Lyuu ile aynı anda cevap verdik, sonra bizi bekleyen özel
gün yemeğine giderken Shii ve Leila’ya katıldık.
Ve böylece, bu günde, evrensel bir gerçek pekiştirilmişti:
ruhunun son zerresini bile adadığın bir savaşı guruldayan bir mideyle
kazanmanın imkanı yoktu.
***
“Etkilendin mi Yuki?” Lefi kollarını birleştirdi ve göğsünü
gururla kabarttı. “İşte bu Yüce Pasta’nın ta kendisi.”
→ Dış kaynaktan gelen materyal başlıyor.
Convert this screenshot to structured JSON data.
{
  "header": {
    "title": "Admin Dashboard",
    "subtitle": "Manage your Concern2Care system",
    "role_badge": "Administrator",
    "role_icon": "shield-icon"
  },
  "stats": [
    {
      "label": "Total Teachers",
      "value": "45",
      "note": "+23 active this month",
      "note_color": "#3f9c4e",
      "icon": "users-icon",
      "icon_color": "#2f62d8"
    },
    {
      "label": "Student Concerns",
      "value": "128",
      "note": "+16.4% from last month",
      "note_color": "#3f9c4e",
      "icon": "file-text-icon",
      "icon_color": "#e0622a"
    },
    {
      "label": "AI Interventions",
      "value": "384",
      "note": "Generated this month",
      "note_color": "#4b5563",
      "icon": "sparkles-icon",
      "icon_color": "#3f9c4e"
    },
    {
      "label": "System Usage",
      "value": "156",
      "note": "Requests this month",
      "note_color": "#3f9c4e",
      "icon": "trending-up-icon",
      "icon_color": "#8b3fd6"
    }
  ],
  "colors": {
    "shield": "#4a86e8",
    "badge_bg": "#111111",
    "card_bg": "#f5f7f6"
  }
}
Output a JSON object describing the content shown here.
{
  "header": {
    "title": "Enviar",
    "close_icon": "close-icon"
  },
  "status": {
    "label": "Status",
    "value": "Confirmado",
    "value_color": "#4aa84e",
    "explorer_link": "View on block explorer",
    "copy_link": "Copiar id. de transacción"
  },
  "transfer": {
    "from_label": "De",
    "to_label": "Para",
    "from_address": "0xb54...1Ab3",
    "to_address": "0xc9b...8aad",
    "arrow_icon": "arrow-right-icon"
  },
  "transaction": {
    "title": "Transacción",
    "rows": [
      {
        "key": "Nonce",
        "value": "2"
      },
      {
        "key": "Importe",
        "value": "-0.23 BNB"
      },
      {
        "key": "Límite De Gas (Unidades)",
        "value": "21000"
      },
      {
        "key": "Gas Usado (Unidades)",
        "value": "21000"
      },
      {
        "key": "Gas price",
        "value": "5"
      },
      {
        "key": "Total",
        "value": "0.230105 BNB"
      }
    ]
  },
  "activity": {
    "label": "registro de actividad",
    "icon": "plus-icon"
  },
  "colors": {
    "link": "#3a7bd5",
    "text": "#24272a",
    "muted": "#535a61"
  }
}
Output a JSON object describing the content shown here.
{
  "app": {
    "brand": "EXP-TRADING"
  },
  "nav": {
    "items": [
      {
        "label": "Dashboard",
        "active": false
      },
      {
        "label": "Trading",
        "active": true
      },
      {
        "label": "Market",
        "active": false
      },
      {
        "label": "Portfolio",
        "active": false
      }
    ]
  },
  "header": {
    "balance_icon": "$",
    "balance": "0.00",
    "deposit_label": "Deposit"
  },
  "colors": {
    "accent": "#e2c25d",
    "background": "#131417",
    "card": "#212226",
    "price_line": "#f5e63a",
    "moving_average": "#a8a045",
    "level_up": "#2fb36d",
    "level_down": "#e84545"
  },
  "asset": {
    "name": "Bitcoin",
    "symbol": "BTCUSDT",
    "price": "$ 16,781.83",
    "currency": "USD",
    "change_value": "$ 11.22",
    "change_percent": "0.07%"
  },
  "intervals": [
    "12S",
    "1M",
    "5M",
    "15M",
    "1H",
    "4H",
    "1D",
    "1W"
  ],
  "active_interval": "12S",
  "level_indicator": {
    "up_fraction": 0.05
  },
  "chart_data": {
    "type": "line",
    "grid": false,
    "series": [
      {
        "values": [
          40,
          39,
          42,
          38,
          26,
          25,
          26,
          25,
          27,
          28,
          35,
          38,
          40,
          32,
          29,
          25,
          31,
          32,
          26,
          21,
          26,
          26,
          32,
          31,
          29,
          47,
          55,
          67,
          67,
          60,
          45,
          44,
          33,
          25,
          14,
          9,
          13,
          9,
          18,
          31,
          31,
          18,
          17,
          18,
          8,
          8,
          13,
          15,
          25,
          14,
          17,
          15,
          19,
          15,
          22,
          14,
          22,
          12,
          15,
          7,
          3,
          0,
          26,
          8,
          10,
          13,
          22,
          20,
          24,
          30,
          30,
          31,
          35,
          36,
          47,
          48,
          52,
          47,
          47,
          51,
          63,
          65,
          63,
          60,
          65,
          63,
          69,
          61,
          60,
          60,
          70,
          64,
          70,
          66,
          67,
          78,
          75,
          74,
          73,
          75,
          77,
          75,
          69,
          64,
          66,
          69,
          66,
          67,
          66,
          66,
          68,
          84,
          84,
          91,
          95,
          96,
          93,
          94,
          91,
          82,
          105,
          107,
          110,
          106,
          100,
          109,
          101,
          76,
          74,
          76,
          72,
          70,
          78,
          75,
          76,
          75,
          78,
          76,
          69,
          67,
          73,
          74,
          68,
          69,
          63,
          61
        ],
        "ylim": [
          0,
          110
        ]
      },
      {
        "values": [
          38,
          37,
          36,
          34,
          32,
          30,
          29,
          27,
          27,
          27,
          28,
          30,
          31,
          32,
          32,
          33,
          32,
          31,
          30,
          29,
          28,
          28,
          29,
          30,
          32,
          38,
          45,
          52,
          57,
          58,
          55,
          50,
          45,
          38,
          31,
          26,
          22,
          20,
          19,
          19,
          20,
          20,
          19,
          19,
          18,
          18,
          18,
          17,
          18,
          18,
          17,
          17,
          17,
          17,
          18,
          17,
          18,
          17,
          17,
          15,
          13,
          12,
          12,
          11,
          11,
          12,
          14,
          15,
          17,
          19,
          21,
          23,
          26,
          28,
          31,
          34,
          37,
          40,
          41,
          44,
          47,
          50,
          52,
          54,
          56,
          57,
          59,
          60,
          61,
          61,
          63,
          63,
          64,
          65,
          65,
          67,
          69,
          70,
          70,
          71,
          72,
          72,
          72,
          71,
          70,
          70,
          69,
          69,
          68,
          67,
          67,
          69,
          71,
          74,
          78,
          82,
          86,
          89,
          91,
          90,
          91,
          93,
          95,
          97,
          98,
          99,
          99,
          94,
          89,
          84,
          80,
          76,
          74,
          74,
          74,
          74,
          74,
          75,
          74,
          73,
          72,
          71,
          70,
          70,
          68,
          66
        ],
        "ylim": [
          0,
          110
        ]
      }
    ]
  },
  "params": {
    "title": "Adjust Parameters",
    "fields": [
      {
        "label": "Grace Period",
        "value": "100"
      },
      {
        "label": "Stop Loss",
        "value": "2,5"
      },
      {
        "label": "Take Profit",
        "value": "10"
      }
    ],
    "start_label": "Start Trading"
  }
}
“Evet, yani cidden, vay be.”
Memnuniyetini gösteren tek kişi Lefi değildi. Heyula kızlar,
çocuklar ve Lyuu da aynı şeyi yapıyordu. Sadece Nell ve Leila farklı
davranıyordu. İkisi, sanki gardiyan gibi diğerlerinin arkasında duruyordu. Dur,
neden Lyuu öyle gururlu davranıyordu ki? Benimle boş yapmaktan başka bir şey
yapmadığına yemin edebilirim.
...Aslında, bir düşündüm de, sanırım beni meşgul etmeye
başlamadan önce pişirmede üzerine düşen yardımı yapmıştı muhtemelen. Hmm,
ilginç, Lyuu gerçekten iyi iş başarmış.
Eleştirimin sadece köpek kulaklı hizmetçiye yönlenmiş
olmasının tek sebebi Shii ve Leila’nın bize katılmadan önce üzerlerine düşeni
yaptığını bilmemdi. Shii diğerlerinin ayağına bağ olmamak için yanlarından
uzaklaşmış, Leila ise muhtemelen sahneyi terk etmeden her şeyi tek başına,
yardıma ihtiyaç duymadan halletmişti.
“Geçen yılki hatamızdan dersler çıkardık Yuki,” dedi Lefi.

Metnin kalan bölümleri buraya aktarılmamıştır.